Influence of glutathione S-transferase polymorphisms on genotoxic effects induced by tobacco smoke.

Genotoxicity of tobacco smoke has long been investigated and tobacco smoke is considered to be one of the principal human carcinogens. Although its role in DNA-damage induction and cancer development has been documented, the mechanisms by which this happens are not well understood. Many chemical constituents of tobacco smoke are enzymatically metabolized by phase-I and phase-II enzymes, but modifications in coding and regulating sequences of these genes could influence their ability to detoxify these compounds. In this work, we studied several enzymes involved in the metabolism of xenobiotics, viz. the glutathione S-transferases (GST) M1, T1, P1 and A1, with respect to their influence on the genotoxic effects induced by cigarette smoking. We assessed the genotoxic effects of tobacco smoke on peripheral blood lymphocytes of 72 healthy caucasians by use of the chromosomal aberration (CA) assay and the micronucleus (MN) test.
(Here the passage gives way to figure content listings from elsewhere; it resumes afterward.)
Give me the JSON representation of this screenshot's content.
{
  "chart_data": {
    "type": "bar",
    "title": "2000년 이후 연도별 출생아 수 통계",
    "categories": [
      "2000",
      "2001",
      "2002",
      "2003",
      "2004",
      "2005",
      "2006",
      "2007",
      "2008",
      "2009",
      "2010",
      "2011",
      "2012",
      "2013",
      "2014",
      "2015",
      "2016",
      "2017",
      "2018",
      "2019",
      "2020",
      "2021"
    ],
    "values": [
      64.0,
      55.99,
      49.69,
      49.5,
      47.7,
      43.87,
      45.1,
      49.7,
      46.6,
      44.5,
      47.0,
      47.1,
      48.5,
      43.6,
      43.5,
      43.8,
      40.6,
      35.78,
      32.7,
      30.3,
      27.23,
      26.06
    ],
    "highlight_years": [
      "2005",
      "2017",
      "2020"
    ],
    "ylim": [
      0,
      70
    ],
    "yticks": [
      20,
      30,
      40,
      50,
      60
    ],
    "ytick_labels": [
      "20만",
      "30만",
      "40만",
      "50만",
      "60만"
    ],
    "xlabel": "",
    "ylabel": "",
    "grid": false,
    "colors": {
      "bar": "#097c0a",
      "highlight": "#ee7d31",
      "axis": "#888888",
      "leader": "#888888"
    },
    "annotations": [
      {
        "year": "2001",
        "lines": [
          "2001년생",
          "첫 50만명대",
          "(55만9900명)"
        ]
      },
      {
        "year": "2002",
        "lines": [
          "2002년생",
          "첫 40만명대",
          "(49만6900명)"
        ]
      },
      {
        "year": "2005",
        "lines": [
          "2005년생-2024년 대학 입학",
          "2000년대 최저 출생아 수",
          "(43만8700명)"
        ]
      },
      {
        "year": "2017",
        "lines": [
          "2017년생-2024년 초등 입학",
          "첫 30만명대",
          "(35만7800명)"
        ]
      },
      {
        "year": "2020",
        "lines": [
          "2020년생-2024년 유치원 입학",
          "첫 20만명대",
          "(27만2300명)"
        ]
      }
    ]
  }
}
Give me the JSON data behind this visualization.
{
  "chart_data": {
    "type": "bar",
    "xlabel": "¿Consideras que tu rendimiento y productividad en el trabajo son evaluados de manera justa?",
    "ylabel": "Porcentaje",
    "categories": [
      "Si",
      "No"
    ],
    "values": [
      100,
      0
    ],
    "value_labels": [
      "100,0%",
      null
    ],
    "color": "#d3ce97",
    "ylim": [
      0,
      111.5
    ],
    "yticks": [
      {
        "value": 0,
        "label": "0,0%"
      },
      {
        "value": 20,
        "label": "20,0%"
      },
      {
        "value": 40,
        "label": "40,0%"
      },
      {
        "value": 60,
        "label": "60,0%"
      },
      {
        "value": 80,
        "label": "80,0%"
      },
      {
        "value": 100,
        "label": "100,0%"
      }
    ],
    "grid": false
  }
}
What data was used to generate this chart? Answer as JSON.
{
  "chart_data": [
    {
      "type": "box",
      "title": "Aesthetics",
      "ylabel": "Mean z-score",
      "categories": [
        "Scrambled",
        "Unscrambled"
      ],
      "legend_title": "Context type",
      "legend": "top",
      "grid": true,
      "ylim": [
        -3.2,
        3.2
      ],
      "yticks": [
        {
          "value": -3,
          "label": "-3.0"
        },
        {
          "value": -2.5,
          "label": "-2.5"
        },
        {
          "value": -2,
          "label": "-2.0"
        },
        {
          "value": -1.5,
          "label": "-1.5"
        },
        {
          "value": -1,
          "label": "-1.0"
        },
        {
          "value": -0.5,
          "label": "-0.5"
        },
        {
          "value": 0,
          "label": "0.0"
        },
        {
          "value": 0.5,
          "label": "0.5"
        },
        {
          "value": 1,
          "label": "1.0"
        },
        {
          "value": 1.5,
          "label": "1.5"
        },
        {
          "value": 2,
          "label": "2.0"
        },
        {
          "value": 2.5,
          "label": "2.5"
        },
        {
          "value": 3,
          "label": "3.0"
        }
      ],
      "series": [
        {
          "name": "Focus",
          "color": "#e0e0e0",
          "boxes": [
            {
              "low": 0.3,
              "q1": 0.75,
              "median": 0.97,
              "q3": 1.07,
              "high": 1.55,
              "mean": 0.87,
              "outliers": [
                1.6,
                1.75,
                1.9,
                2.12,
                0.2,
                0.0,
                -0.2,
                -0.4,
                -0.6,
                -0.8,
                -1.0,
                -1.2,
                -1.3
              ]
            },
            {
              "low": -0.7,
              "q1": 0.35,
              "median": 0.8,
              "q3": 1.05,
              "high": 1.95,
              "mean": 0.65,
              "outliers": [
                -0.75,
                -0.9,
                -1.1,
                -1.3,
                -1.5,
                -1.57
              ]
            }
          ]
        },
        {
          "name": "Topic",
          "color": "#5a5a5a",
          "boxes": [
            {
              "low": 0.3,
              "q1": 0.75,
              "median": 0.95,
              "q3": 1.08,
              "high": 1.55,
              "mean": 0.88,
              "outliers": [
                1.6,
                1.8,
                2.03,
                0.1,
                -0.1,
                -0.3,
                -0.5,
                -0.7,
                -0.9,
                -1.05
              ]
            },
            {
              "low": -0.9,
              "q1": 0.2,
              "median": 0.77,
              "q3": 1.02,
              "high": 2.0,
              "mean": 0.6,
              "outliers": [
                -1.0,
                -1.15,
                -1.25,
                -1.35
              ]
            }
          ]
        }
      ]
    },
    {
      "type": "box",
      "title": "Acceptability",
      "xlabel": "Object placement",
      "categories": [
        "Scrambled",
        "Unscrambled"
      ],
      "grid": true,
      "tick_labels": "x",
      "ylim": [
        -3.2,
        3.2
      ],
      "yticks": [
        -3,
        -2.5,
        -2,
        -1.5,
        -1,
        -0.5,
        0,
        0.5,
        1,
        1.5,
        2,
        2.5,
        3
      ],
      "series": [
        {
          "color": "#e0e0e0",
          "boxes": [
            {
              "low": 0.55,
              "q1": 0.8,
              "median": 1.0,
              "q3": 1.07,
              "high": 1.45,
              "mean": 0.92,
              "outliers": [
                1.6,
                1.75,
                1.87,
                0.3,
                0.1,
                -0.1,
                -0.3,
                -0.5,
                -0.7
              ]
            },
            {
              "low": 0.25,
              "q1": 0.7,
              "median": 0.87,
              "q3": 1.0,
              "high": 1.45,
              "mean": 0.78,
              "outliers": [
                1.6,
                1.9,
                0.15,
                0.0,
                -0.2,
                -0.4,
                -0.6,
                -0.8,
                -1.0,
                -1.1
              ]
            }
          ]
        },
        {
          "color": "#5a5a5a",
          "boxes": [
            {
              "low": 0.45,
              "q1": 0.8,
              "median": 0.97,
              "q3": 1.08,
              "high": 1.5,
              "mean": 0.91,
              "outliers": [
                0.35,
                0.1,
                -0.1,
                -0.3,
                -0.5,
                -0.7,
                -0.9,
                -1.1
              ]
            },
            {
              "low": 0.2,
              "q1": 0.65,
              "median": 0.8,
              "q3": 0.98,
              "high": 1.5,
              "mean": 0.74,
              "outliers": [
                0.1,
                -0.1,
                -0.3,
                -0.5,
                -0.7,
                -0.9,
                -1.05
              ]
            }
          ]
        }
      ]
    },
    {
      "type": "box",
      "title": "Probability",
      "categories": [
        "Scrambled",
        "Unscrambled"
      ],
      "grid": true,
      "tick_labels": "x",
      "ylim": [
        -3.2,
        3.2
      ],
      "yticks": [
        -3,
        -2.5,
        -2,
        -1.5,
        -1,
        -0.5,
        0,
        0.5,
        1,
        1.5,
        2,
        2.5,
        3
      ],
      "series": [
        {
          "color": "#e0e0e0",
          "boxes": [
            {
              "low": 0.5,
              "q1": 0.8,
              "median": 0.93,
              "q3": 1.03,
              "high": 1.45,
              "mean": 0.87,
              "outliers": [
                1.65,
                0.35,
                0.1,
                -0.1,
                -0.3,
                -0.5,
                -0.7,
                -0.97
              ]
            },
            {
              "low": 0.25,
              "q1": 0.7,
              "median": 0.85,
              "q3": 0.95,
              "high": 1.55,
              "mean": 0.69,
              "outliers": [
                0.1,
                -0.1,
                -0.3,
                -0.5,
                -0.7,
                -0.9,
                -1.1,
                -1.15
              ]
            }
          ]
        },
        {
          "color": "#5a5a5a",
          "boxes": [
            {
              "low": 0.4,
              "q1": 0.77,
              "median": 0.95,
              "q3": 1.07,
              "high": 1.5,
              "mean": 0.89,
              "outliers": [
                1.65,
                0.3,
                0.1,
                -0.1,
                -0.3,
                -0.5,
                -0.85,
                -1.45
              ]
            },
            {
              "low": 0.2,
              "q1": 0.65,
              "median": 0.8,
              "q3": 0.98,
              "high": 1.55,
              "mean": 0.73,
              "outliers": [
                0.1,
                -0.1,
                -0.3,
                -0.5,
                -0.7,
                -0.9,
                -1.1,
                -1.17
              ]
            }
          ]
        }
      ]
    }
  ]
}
Genotypes of GST M1, T1, P1 and A1 were determined by means of the polymerase chain reaction and methods based on restriction fragment length polymorphism (RFLP). We found that smoke and gender are the two variables that most influence the DNA damage. In particular, we observed that female smokers seem to be more sensitive than male smokers, having a significantly higher frequency of CAs. Moreover, a significant increase in frequency of micronuclei in bi-nucleated cells (BNMN) was found in smokers, but not in non-smokers. This increase seems to be influenced not only by age and gender, but also by genetic constitution. Subjects carrying GSTM1-null genotype seemed to have an higher susceptibility to DNA damage induced by tobacco smoke than GSTM1-positive ones. When considering a combination of GST genotypes, we found a lower BNMN frequency in subjects with GSTP1 variant allele plus GSTM1-positive genotypes, while the most damaged cells are found in subjects bearing GSTM1-null plus GSTP1-wild type. Our results suggest that investigation of the association between several gene polymorphisms and important endpoints of DNA damage could contribute to better understanding the role of gene-gene interaction.

DNA damage repair and genetic polymorphisms: assessment of individual sensitivity and repair capacity.

PURPOSE: To study the repair capacity after X-ray irradiation in human peripheral blood cells of healthy subjects, in relation to their genotypes. METHODS AND MATERIALS: The peripheral blood of 50 healthy subjects was irradiated in vitro with 2 Gy of X rays and the induced DNA damage was measured by Comet assay immediately after irradiation. DNA repair was detected by analyzing the cells at defined time intervals after the exposure. Furthermore, all subjects were genotyped for XRCC1, OGG1, and XPC genes. RESULTS: After X-ray irradiation, persons bearing XRCC1 homozygous variant (codon 399) genotype exhibited significantly lower Tail DNA values than those bearing wild-type and heterozygous genotypes. These results are also confirmed at 30 and 60 min after irradiation. Furthermore, XPC heterozygous subjects (variant codon 939) showed lower residual DNA damage 60 min after irradiation compared with wild-type and homozygous genotypes. CONCLUSION: The results of the present study show that polymorphisms in DNA repair genes could influence individual DNA repair capacity.